Today, the Kautskys/Jets are noted mainly for having on their roster John Wooden, who coached UCLA to 10 National Championships from 1964 to 1975; and Branch McCracken, who coached Indiana to the 1940 and 1953 National Championships.
In 1949, the Indianapolis Olympians were welcomed into the NBL, but then the merger with the BAA happened to become the NBA, and the Olympians, so named because of their players' representation of the U.S. in winning the Gold Medal at the 1948 Olympics in London, were in, and the Jets were out. They included Alex Groza (brother of Cleveland Browns star Lou Groza), Ralph Beard, Cliff Barker and Wallace "Wah-Wah" Jones, all of whom had played on the University of Kentucky's 1948 and '49 National Champions; Paul Walther of the University of Tennessee and Clarence "Kleggie" Hermsen of the University of Minnesota.
Also playing at the Butler fieldhouse, the Olympians won the Western Division in 1950, and made the Playoffs again in 1951. But after that season, Groza and Beard were banned from the NBA for life after they admitted shaving points at Kentucky. The Olympians never recovered, and folded after the 1953 season.
The Anderson Packers played from 1946 to 1951 at Anderson High School, 4610 Madison Avenue, 41 miles to the northeast.
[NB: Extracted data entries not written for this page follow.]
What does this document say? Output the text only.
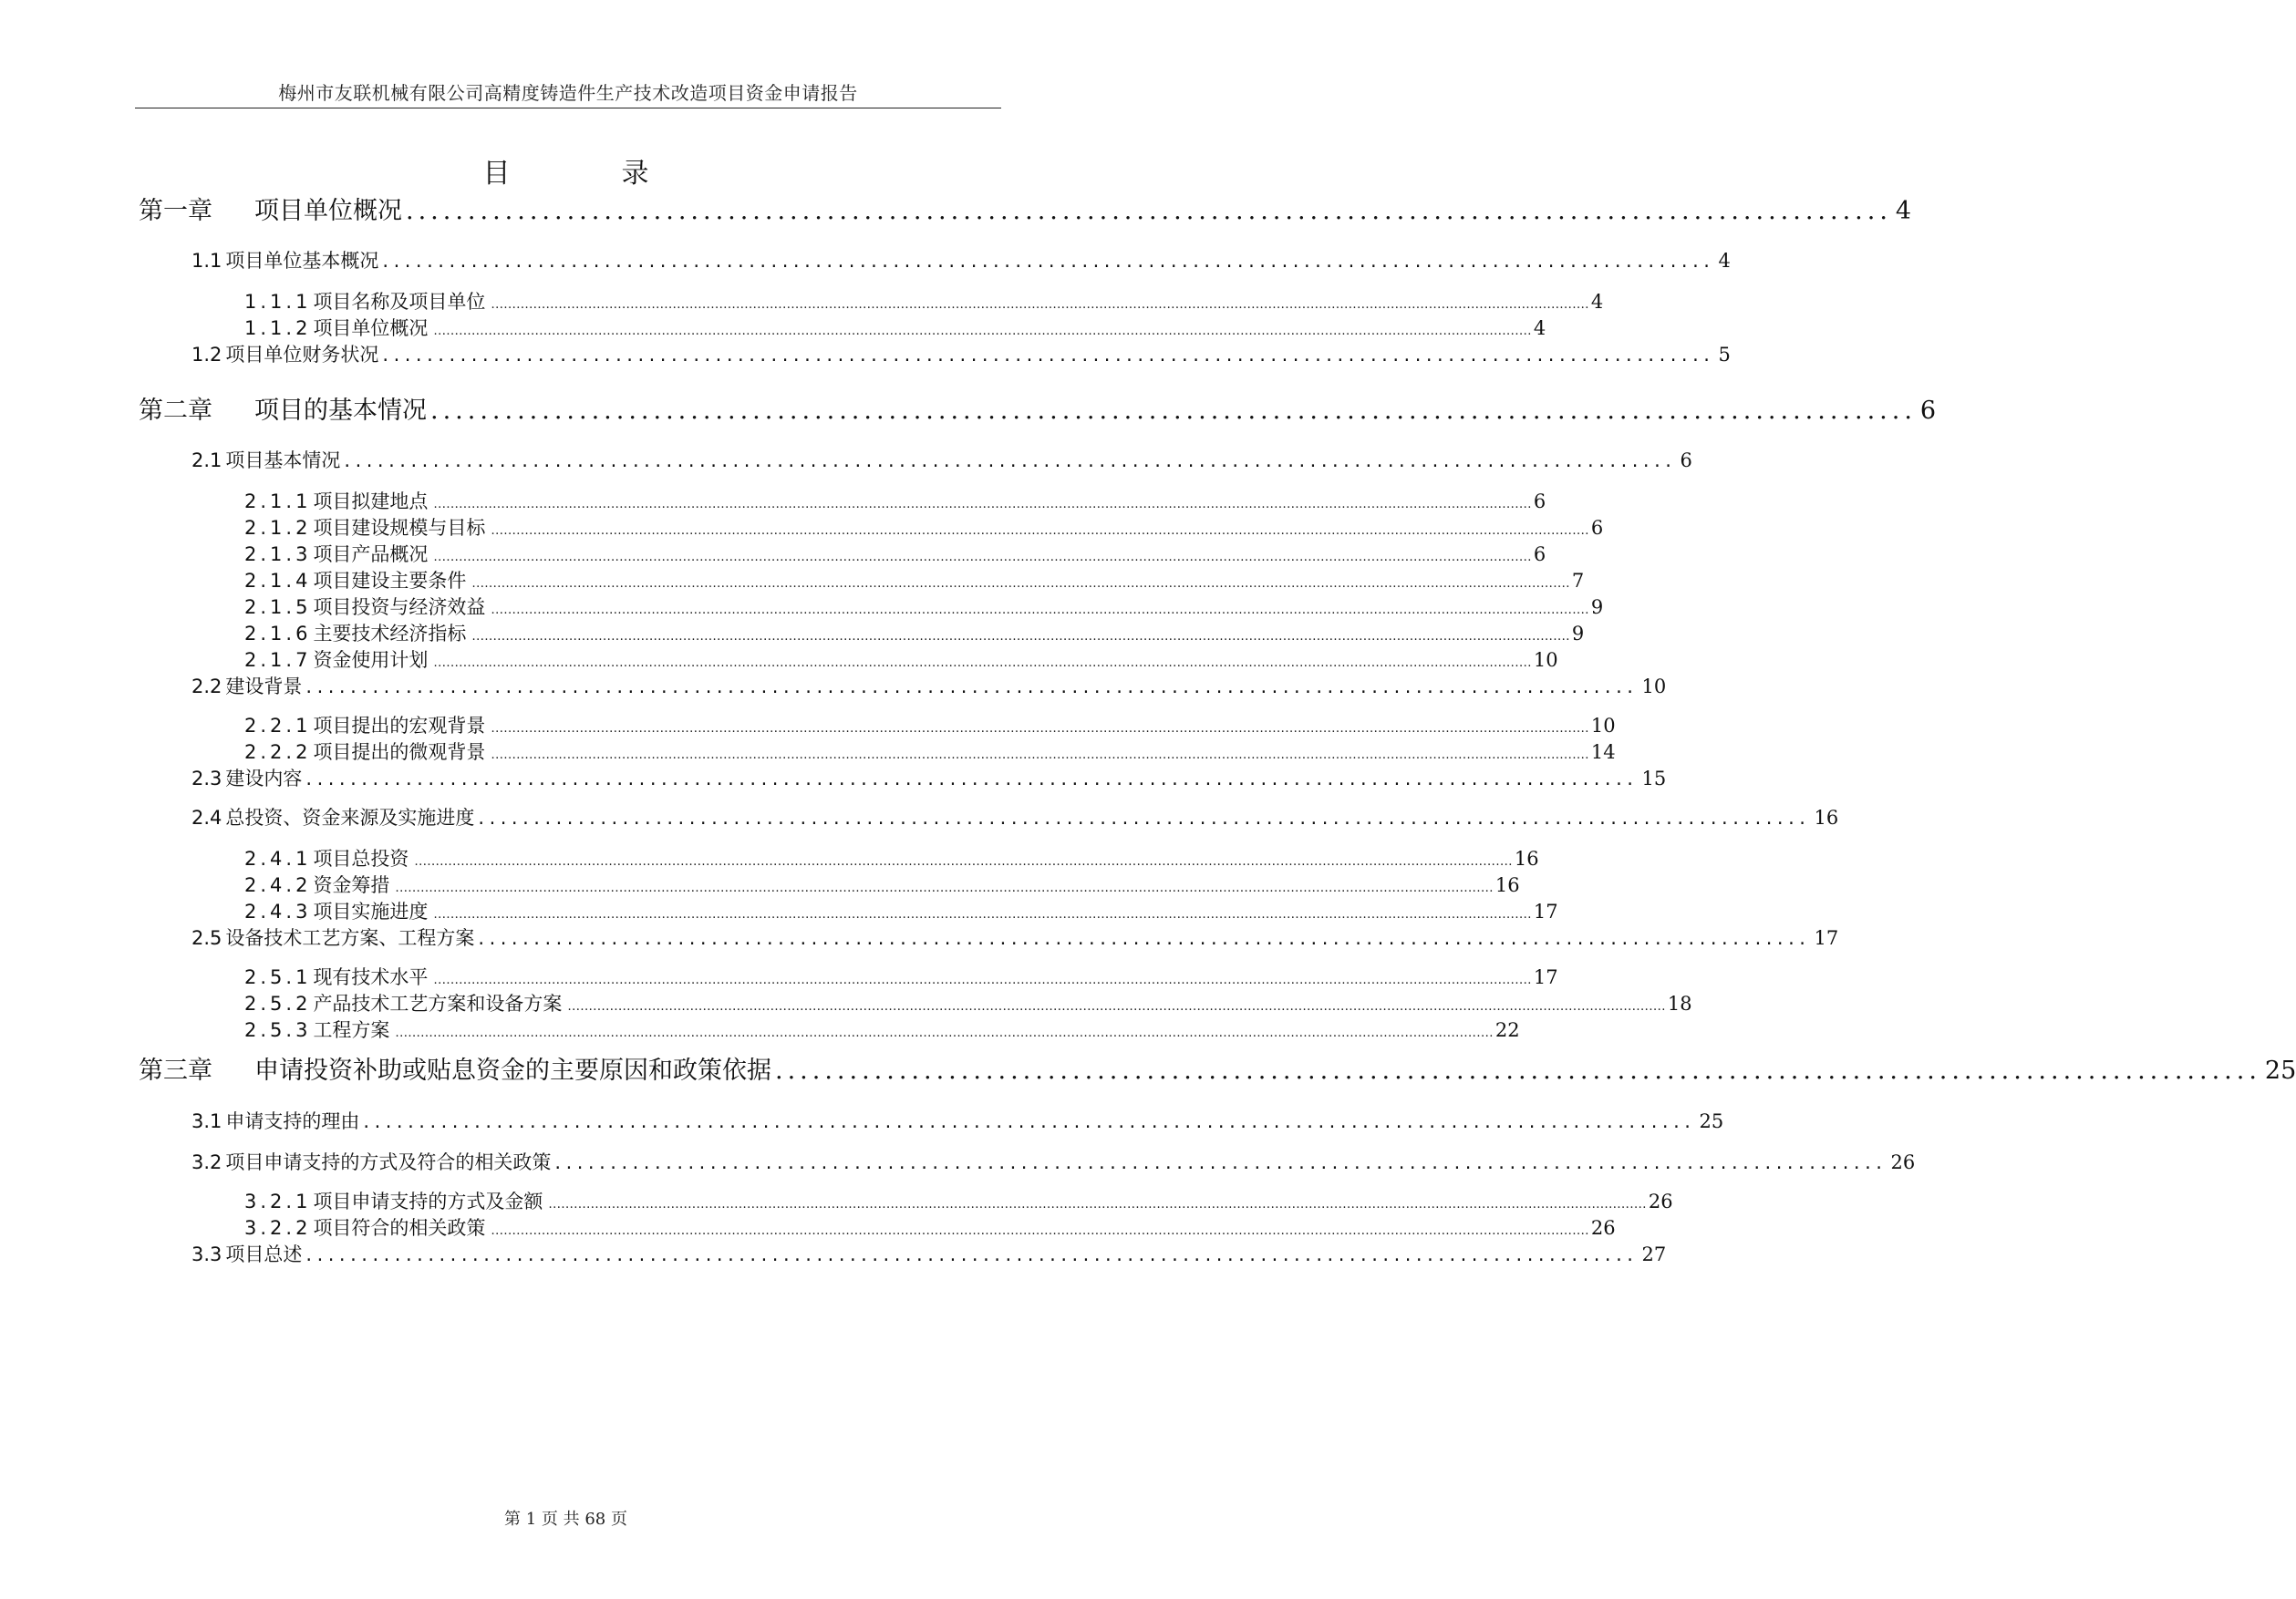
梅州市友联机械有限公司高精度铸造件生产技术改造项目资金申请报告
目　录
第一章 项目单位概况 ........................................................................................................................ 4
1.1 项目单位基本概况 ........................................................................................................................ 4
1.1.1项目名称及项目单位 .................................................................................................................................................................................................................................................................... 4
1.1.2项目单位概况 .................................................................................................................................................................................................................................................................... 4
1.2 项目单位财务状况 ........................................................................................................................ 5
第二章 项目的基本情况 ........................................................................................................................ 6
2.1 项目基本情况 ........................................................................................................................ 6
2.1.1项目拟建地点 .................................................................................................................................................................................................................................................................... 6
2.1.2项目建设规模与目标 .................................................................................................................................................................................................................................................................... 6
2.1.3项目产品概况 .................................................................................................................................................................................................................................................................... 6
2.1.4项目建设主要条件 .................................................................................................................................................................................................................................................................... 7
2.1.5项目投资与经济效益 .................................................................................................................................................................................................................................................................... 9
2.1.6主要技术经济指标 .................................................................................................................................................................................................................................................................... 9
2.1.7资金使用计划 .................................................................................................................................................................................................................................................................... 10
2.2 建设背景 ........................................................................................................................ 10
2.2.1项目提出的宏观背景 .................................................................................................................................................................................................................................................................... 10
2.2.2项目提出的微观背景 .................................................................................................................................................................................................................................................................... 14
2.3 建设内容 ........................................................................................................................ 15
2.4 总投资、资金来源及实施进度 ........................................................................................................................ 16
2.4.1项目总投资 .................................................................................................................................................................................................................................................................... 16
2.4.2资金筹措 .................................................................................................................................................................................................................................................................... 16
2.4.3项目实施进度 .................................................................................................................................................................................................................................................................... 17
2.5 设备技术工艺方案、工程方案 ........................................................................................................................ 17
2.5.1现有技术水平 .................................................................................................................................................................................................................................................................... 17
2.5.2产品技术工艺方案和设备方案 .................................................................................................................................................................................................................................................................... 18
2.5.3工程方案 .................................................................................................................................................................................................................................................................... 22
第三章 申请投资补助或贴息资金的主要原因和政策依据 ........................................................................................................................ 25
3.1 申请支持的理由 ........................................................................................................................ 25
3.2 项目申请支持的方式及符合的相关政策 ........................................................................................................................ 26
3.2.1项目申请支持的方式及金额 .................................................................................................................................................................................................................................................................... 26
3.2.2项目符合的相关政策 .................................................................................................................................................................................................................................................................... 26
3.3 项目总述 ........................................................................................................................ 27
第 1 页 共 68 页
Not reachable by public transportation.
The Fort Wayne Pistons began in the NBL in 1941, 128 miles to the northeast, and won that league's title in 1944 and '45 -- making them, technically if not officially, the World Champions of professional basketball for those seasons. Owner Fred Zollner and his sister Janet ran a foundry, manufacturing Pistons.
The team moved into the NBA in 1948, and won the Western Division and reached the Finals in 1955 (losing to the Syracuse Nationals) and 1956 (losing to the Philadelphia Warriors). But despite moving from the gym at North Side High School (475 E. State Boulevard) to the new 13,000-seat Allen County War Memorial Coliseum (still standing at 4000 Parnell Avenue) in 1952, they were stuck in a market that was too small for the major leagues.
In 1957, Zollner moved the team to Detroit -- the Motor City, so keeping the "Pistons" name made sense. (Ironically, they weren't much closer to Indianapolis than they were to Detroit. Or Chicago, for that matter.) After that, Indianapolis wouldn't have another NBA team until the Pacers arrived with the ABA merger 19 years later.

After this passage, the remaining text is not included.